How GTM leaders stay relevant as markets, teams and growth stages change
GTM leaders stay relevant by continuously adapting their capabilities to match the needs of the business rather than relying on the skills that made them successful in the past. As companies grow, markets evolve, and customer expectations change, leadership requirements shift as well. The most effective GTM leaders recognise when their strengths are becoming less relevant and proactively develop new capabilities before they become necessary. Rather than protecting a familiar playbook, they focus on delivering outcomes in changing environments. Long-term leadership success depends less on expertise alone and more on the ability to reinvent, learn, and stay aligned with the organisation’s next stage of growth.
The need-to-know:
Past success can become a future constraint. The capabilities that created growth at one stage of a business often become the limitations that prevent growth at the next.
Relevance matters more than familiarity. Strong GTM leaders focus on what the business needs now rather than doubling down on the environment where they feel most comfortable.
The best reinvention happens before it becomes necessary. Leaders who proactively build future capabilities gain a significant advantage over those who wait until performance or opportunity declines.
Let’s go a little further
The biggest risk facing many GTM leaders is not a lack of capability. It is becoming exceptionally good at a version of the game that no longer exists.
Most careers reward consistency. Build expertise, repeat successful behaviours, and become known for something valuable. In many environments, that is sound advice. The challenge is that leadership progression rarely follows the same rules.
As organisations grow, the demands placed on leaders evolve. A sales leader who once won through personal deal involvement must learn to scale through managers. A partnerships leader known for strategic relationships may need to build operational rigour. A revenue executive who excelled at optimisation may suddenly be responsible for creating entirely new growth motions.
The common misconception is that leadership growth is about becoming better at what already works.
In reality, leadership growth often requires becoming effective at something entirely different.
This is where many capable GTM leaders encounter friction. Their confidence is rooted in proven strengths, but the organisation is now asking different questions. The market changes. Customer expectations shift. New business models emerge. What was once a competitive advantage becomes less relevant to the challenges ahead.
The leaders who continue progressing understand a critical distinction. They do not become attached to a particular playbook. They become attached to outcomes.

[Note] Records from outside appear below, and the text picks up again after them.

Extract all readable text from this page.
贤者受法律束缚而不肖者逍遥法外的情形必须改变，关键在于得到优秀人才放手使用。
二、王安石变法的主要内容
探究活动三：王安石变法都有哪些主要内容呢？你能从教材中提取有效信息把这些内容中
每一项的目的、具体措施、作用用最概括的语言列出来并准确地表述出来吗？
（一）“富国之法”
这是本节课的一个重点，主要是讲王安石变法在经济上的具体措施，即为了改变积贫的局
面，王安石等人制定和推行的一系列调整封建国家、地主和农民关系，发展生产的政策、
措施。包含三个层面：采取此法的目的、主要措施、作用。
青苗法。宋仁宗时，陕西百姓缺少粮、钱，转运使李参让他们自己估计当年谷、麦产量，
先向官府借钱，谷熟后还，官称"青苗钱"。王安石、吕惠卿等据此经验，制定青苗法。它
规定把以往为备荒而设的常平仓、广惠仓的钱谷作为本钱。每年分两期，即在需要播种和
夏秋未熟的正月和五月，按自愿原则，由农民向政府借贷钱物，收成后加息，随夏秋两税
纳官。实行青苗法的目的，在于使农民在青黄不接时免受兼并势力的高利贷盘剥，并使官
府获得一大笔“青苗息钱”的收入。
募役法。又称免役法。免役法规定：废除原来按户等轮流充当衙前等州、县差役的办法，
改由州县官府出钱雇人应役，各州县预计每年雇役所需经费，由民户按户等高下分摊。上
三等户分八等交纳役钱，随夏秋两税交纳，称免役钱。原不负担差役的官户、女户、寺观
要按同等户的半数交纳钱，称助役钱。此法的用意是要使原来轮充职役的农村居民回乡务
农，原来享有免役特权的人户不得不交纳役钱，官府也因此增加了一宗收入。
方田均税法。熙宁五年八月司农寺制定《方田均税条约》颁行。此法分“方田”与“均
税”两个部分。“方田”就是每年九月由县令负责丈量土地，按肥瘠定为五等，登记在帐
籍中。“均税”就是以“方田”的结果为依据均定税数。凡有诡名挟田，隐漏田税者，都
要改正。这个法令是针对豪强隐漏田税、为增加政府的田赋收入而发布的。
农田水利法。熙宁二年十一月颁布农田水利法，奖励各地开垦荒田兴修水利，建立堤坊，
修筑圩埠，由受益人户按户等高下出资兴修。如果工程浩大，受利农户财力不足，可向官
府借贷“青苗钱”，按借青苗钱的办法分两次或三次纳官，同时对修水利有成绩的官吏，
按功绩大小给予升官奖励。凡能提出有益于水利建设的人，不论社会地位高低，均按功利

That mindset creates curiosity.
Instead of asking, "What am I good at?", they ask, "What does this business need now?" The difference may appear subtle, but it fundamentally changes how a leader develops. It shifts attention away from preserving expertise and towards building relevance.

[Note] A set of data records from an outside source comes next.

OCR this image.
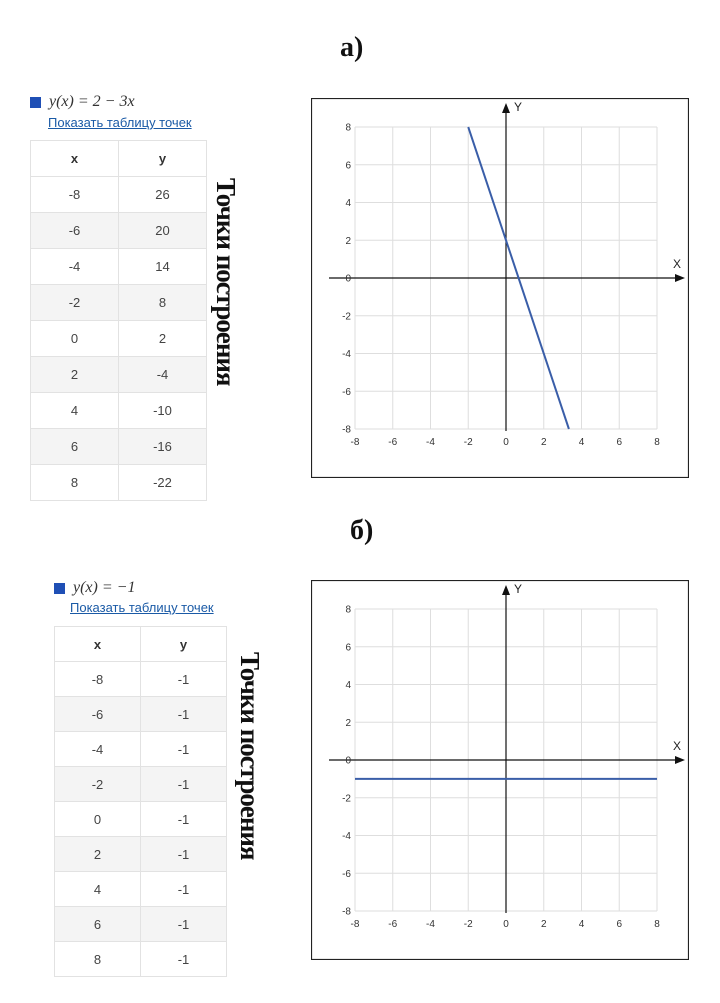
а)
y(x) = 2 − 3x
Показать таблицу точек
x	y
-8	26
-6	20
-4	14
-2	8
0	2
2	-4
4	-10
6	-16
8	-22
Точки построения	X
Y
-8	-6	-4	-2	0	2	4	6	8
8
6
4
2
0
-2
-4
-6
-8
б)
y(x) = −1
Показать таблицу точек
x	y
-8	-1
-6	-1
-4	-1
-2	-1
0	-1
2	-1
4	-1
6	-1
8	-1
Точки построения	X
Y
-8	-6	-4	-2	0	2	4	6	8
8
6
4
2
0
-2
-4
-6
-8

A practical way to think about this is through what I call the Relevance Gap.
First, identify the GTM motion you are most confident leading today.
Second, identify the GTM motion your business is likely to need over the next three years.
Third, determine the single capability gap between those two realities. Not ten capabilities. One. The capability that would create the greatest future leverage.
The next step is where real growth happens.
Find someone who already possesses that capability and learn directly from them. Observe how they think, make decisions, prioritise, and navigate complexity. Leadership development accelerates when learning moves beyond theory and into proximity.
The strongest GTM leaders understand that relevance is never permanent. It must be earned repeatedly.
The question is not whether you have been successful.
The question is whether the capabilities that made you successful are preparing you for what comes next.
That is the real work of reinvention.
Question for you
If your business doubled in size over the next three years, which leadership capability would become your biggest constraint, and what would need to change today to address it?